Kelly was the author of To the Place of Trumpets (1987), selected by James Merrill for the Yale Series of Younger Poets Prize; Song (1995), winner of the Lamont Poetry Prize of the Academy of American Poets; and The Orchard (2004), a finalist for the Los Angeles Times Book Award in Poetry, the National Book Critics Circle Award, and the Pulitzer Prize. In poems that frequently turn nature into a kind of myth, Kelly exposes both the glory and menace of animal and human life, birth and death, stasis and change. Over three books, she has created a style at once richly imagined and emotionally complex. Praising Kelly’s work, poet Carl Phillips noted that “her poems are like no one else’s—hard and luminous, weird in the sense of making a thing strange, that we at last might see it, poems that from book to book show a strength that flexes itself both formally and in terms of content, in ways that continue to, at equal turns, teach and surprise.”
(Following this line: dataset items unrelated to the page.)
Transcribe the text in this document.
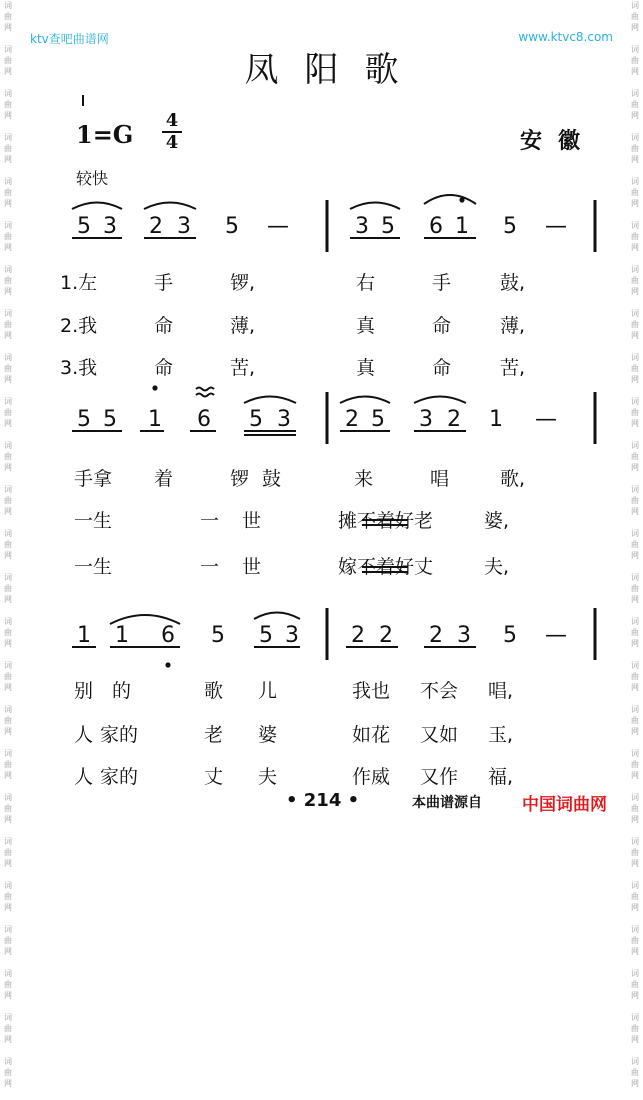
词
曲
网

词
曲
网

词
曲
网

词
曲
网

词
曲
网

词
曲
网

词
曲
网

词
曲
网

词
曲
网

词
曲
网

词
曲
网

词
曲
网

词
曲
网

词
曲
网

词
曲
网

词
曲
网

词
曲
网

词
曲
网

词
曲
网

词
曲
网

词
曲
网

词
曲
网

词
曲
网

词
曲
网

词
曲
网

词
曲
网

词
曲
网

词
曲
网

词
曲
网

词
曲
网

词
曲
网

词
曲
网

词
曲
网

词
曲
网

词
曲
网

词
曲
网

词
曲
网

词
曲
网

词
曲
网

词
曲
网

词
曲
网

词
曲
网

词
曲
网

词
曲
网

词
曲
网

词
曲
网

词
曲
网

词
曲
网

词
曲
网

词
曲
网

ktv查吧曲谱网	www.ktvc8.com
凤阳歌
1=G 4
4	安徽
较快
5 3 2 3 5 —	3 5 6 1 5 —
5 5 1 6 5 3 2 5 3 2 1 —
1 1 6 5 5 3 2 2 2 3 5 —
1.左	手	锣,	右	手	鼓,
2.我	命	薄,	真	命	薄,
3.我	命	苦,	真	命	苦,
手拿 着	锣 鼓	来	唱	歌,
一生	一 世	摊不着好老	婆,
一生	一 世	嫁不着好丈	夫,
别 的	歌 儿	我也 不会 唱,
人 家的	老 婆	如花 又如 玉,
人 家的	丈 夫	作威 又作 福,
• 214 •	本曲谱源自 中国词曲网
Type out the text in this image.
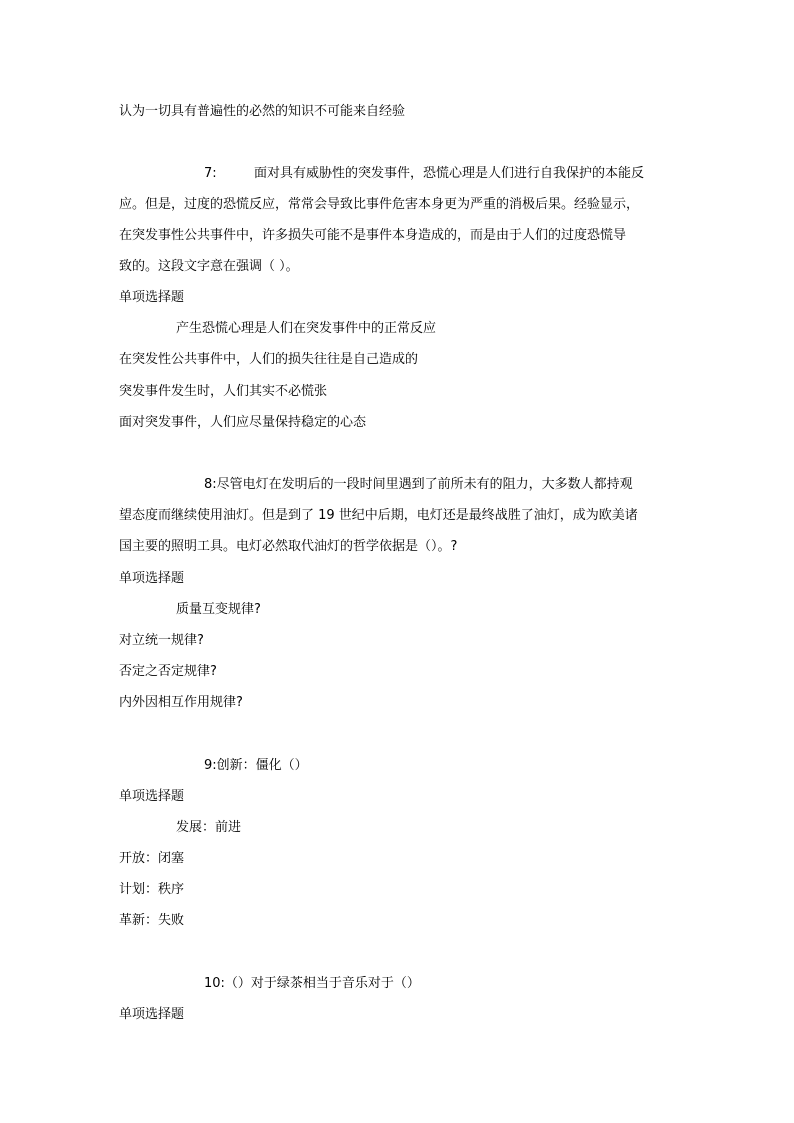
认为一切具有普遍性的必然的知识不可能来自经验
7:	面对具有威胁性的突发事件，恐慌心理是人们进行自我保护的本能反
应。但是，过度的恐慌反应，常常会导致比事件危害本身更为严重的消极后果。经验显示，
在突发事性公共事件中，许多损失可能不是事件本身造成的，而是由于人们的过度恐慌导
致的。这段文字意在强调（ ）。
单项选择题
产生恐慌心理是人们在突发事件中的正常反应
在突发性公共事件中，人们的损失往往是自己造成的
突发事件发生时，人们其实不必慌张
面对突发事件，人们应尽量保持稳定的心态
8:尽管电灯在发明后的一段时间里遇到了前所未有的阻力，大多数人都持观
望态度而继续使用油灯。但是到了 19 世纪中后期，电灯还是最终战胜了油灯，成为欧美诸
国主要的照明工具。电灯必然取代油灯的哲学依据是（）。?
单项选择题
质量互变规律?
对立统一规律?
否定之否定规律?
内外因相互作用规律?
9:创新：僵化（）
单项选择题
发展：前进
开放：闭塞
计划：秩序
革新：失败
10:（）对于绿茶相当于音乐对于（）
单项选择题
“The religious imagination is part and parcel of Kelly’s work,” commented Stephen Yenser in the Yale Review. “Always in touch with the so-called natural world, her poems nonetheless present it ineluctably in Christian terms, whose implicit verities she invariably calls into question.” Kelly’s earliest book, To the Place of Trumpets, includes several poems that reflect her Catholic upbringing, including stained-glass angels coming to life. At times adopting a child’s point of view, the book is a detailed vision of a world beginning to take shape unto itself; it points towards the larger themes and bigger, stranger landscapes that characterize her second and third books. While continuing to explore ritual, belief, and doubt, Kelly’s later work has won praise for its stark, even shocking, portrayals of evil and transcendence. Using a menagerie of animals both real and invented, Kelly’s later work explores the slippage between fact and fantasy. According to Carl Phillips, Kelly’s self-imposed task has been to “investigate why the world is so protean, pitching our human desire to empirically know a thing against a very real—and in the world of Kelly’s poems—an otherworldly resistance to so-called rational thinking. The title poem in Song associates a haunting tune with the brutal killing of a girl’s pet goat by a group of boys. The poem “appropriately introduces the reader to some of the unexpected and compelling ways the poet achieves meaning and effect through the agency of music,” wrote Robert Buttel in American Book Review. Comparing Song and The Orchard in the Guardian, Fiona Sampson noted that while they share similar themes and structures, The Orchard’s “diction is thicker, less elegant. The poems are more clearly narrative and populated: the figure of a boy, in particular, recurs. By now it is clear that goat, doe, and all the rest are not merely statuary but animated myths. Kelly’s Orchard is the dangerous grove where transformations happen.”
Kelly taught at various colleges and universities, including the University of California-Irvine, Purdue University, Warren Wilson College, and the University of Illinois in Urbana-Champaign. She died in 2016.